Re: Coding my own aftermarket ECU
Posted: Thu Jun 12, 2025 6:46 pm
by AngelMarc
antus wrote: ↑Thu Jun 12, 2025 6:15 pm
It can only be a race condition if you have things running in parallel, eg one in the main thread on the main CPU and code in an interrupt handler that can interrupt the main loop and run something else. Or an MCU with 2 cores and you have code running in both. Since its bare metal there is no operating system to provide threads in software that could create a race condition.
It's my understanding Arduino uses MBed OS as firmware for ARM.
Re: Coding my own aftermarket ECU
Posted: Thu Jun 12, 2025 6:54 pm
by antus
Hmm thats interesting. I thought arduino was all C on bare metal. A quick google found me this
https://forum.arduino.cc/t/is-it-possib ... d/1162356/ and also a few notes that say mbed goes end of life mid 2026. So I think you may have 3 opions. mbed, arduino core or bare metal. Ill have to read some more.

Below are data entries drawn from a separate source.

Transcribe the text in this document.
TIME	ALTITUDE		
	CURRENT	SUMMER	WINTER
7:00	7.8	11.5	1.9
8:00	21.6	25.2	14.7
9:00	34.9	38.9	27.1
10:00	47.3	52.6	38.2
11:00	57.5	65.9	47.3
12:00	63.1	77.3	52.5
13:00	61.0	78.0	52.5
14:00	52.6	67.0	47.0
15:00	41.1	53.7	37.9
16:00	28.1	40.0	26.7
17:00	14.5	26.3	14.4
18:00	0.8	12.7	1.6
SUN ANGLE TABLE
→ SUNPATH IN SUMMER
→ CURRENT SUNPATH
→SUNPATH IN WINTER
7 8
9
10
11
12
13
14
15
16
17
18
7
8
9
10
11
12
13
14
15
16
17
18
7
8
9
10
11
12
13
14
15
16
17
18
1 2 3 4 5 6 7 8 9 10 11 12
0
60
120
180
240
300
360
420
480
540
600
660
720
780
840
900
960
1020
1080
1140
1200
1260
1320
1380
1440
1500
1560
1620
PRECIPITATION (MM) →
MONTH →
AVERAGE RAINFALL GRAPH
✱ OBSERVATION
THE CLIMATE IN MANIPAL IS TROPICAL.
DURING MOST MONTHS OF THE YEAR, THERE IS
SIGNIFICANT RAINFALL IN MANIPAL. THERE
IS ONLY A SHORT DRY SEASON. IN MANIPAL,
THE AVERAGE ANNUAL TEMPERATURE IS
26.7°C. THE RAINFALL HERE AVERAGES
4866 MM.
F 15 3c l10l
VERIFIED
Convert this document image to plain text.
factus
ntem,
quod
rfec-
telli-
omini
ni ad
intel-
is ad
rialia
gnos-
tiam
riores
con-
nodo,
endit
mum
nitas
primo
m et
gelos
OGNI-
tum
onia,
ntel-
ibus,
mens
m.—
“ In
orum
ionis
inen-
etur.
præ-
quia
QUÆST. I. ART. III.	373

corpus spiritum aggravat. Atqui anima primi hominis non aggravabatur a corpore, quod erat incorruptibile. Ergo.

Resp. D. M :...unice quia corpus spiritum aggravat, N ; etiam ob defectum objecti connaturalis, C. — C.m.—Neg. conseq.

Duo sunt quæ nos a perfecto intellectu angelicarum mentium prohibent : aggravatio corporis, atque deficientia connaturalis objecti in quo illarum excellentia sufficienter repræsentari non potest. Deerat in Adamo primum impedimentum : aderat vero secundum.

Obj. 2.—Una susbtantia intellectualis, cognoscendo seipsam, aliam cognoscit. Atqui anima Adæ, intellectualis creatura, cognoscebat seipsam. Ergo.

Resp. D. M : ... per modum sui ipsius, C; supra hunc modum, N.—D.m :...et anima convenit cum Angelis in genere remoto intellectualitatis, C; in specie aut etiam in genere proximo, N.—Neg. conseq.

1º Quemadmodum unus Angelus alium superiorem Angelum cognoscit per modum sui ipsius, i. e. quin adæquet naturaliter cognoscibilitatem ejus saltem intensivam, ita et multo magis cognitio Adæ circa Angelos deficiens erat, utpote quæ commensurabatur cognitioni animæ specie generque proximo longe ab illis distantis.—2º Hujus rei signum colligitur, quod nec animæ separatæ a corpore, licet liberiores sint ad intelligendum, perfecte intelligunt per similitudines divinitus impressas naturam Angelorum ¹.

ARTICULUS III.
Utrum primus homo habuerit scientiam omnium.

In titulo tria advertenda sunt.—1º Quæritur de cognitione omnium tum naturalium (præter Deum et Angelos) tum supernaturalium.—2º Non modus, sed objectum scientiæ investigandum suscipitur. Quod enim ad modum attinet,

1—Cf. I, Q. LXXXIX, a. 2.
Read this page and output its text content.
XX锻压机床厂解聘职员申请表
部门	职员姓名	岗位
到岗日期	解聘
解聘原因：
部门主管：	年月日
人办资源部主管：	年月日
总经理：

Re: Coding my own aftermarket ECU
Posted: Thu Jun 12, 2025 7:03 pm
by AngelMarc
I'm not crazy about the abstraction layers, but I'm certainly not ready to do this in assembly. Extra windows with "live" updates of some of the compilation steps would be cool. Arduino specific library interporated away, then idk plain C, then assembly. Not sure how much it would help me right now; but I'm sure it'd be wonderful for some. Something like Ghidra's function graph, scroll one and it shows you where it is in the other.